La cérémonie s’est tenue sur la Place de l’Indépendance, située dans le quartier Mitengu, à Tshimbulu, chef-lieu du territoire de Dibaya. L’événement a réuni les autorités policières locales, les agents concernés ainsi que les familles venues partager ce moment symbolique de reconnaissance et de valorisation du service rendu à la nation.

Au total, 150 policiers ont été élevés à différents grades, notamment ceux d’adjudant-chef, sous-commissaire, sous-commissaire adjoint, brigadier et agent de police. Cette promotion collective traduit la volonté de la hiérarchie policière de récompenser les efforts fournis sur le terrain dans l’accomplissement des missions de sécurité publique.
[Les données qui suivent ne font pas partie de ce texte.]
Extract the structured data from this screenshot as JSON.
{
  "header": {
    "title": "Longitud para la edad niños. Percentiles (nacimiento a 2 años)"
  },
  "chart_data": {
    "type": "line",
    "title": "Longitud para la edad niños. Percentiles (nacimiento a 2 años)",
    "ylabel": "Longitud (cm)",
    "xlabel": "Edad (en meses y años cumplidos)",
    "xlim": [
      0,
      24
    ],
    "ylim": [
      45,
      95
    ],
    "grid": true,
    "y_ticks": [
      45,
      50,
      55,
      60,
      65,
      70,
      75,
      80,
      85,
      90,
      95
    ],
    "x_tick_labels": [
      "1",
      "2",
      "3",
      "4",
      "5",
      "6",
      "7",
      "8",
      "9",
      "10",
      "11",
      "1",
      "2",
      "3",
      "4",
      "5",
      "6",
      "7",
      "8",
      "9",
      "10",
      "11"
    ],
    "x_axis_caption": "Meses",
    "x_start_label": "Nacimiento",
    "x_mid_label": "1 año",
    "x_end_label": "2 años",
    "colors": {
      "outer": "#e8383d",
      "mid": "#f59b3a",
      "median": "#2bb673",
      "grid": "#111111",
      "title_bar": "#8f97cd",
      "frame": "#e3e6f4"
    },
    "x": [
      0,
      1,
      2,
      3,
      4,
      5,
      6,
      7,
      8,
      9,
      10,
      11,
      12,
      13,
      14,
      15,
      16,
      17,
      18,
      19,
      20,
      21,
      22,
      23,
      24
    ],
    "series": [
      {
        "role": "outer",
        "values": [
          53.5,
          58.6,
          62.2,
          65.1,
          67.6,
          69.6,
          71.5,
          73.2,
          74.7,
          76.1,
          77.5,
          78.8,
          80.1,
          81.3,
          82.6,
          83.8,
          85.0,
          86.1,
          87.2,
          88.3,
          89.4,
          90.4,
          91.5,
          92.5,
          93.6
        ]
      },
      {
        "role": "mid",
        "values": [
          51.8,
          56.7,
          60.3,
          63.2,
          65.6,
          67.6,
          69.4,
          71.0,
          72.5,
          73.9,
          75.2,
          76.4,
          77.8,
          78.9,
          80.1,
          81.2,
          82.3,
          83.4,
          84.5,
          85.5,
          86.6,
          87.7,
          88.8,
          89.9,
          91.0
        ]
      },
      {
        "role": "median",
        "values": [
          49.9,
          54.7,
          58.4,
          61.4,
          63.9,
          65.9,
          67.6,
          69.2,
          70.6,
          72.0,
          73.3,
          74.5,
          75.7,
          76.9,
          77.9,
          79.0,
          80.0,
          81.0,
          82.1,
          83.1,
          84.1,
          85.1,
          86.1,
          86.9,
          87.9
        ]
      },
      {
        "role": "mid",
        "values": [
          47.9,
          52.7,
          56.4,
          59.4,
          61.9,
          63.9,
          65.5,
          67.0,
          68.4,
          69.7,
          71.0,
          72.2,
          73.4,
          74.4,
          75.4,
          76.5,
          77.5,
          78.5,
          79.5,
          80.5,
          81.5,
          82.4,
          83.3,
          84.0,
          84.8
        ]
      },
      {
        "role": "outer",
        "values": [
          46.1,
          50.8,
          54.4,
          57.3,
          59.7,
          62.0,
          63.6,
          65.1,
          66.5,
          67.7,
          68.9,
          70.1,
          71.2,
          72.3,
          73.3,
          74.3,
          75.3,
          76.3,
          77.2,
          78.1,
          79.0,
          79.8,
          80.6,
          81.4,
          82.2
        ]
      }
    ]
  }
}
Prenant la parole, le commissaire de la police de Dibaya, Denis Mwamba, a salué cette vague de promotions qu’il a qualifiée de reconnaissance méritée du travail accompli par les agents. Il a souligné que cette élévation doit constituer un nouveau départ, marqué par davantage de rigueur et de responsabilité.

Il a, à cette occasion, exhorté les nouveaux promus à faire preuve de professionnalisme, de discipline et d’engagement constant au service de la population. Selon lui, ces valeurs demeurent essentielles pour renforcer la confiance entre la police et les citoyens, ainsi que pour garantir une meilleure sécurité dans le territoire.

Les bénéficiaires ont, de leur côté, exprimé leur gratitude envers la hiérarchie de la PNC et les autorités compétentes pour la confiance placée en eux. Ils ont réaffirmé leur engagement à servir avec loyauté et détermination, en vue d’assurer efficacement la protection des personnes et de leurs biens à Dibaya.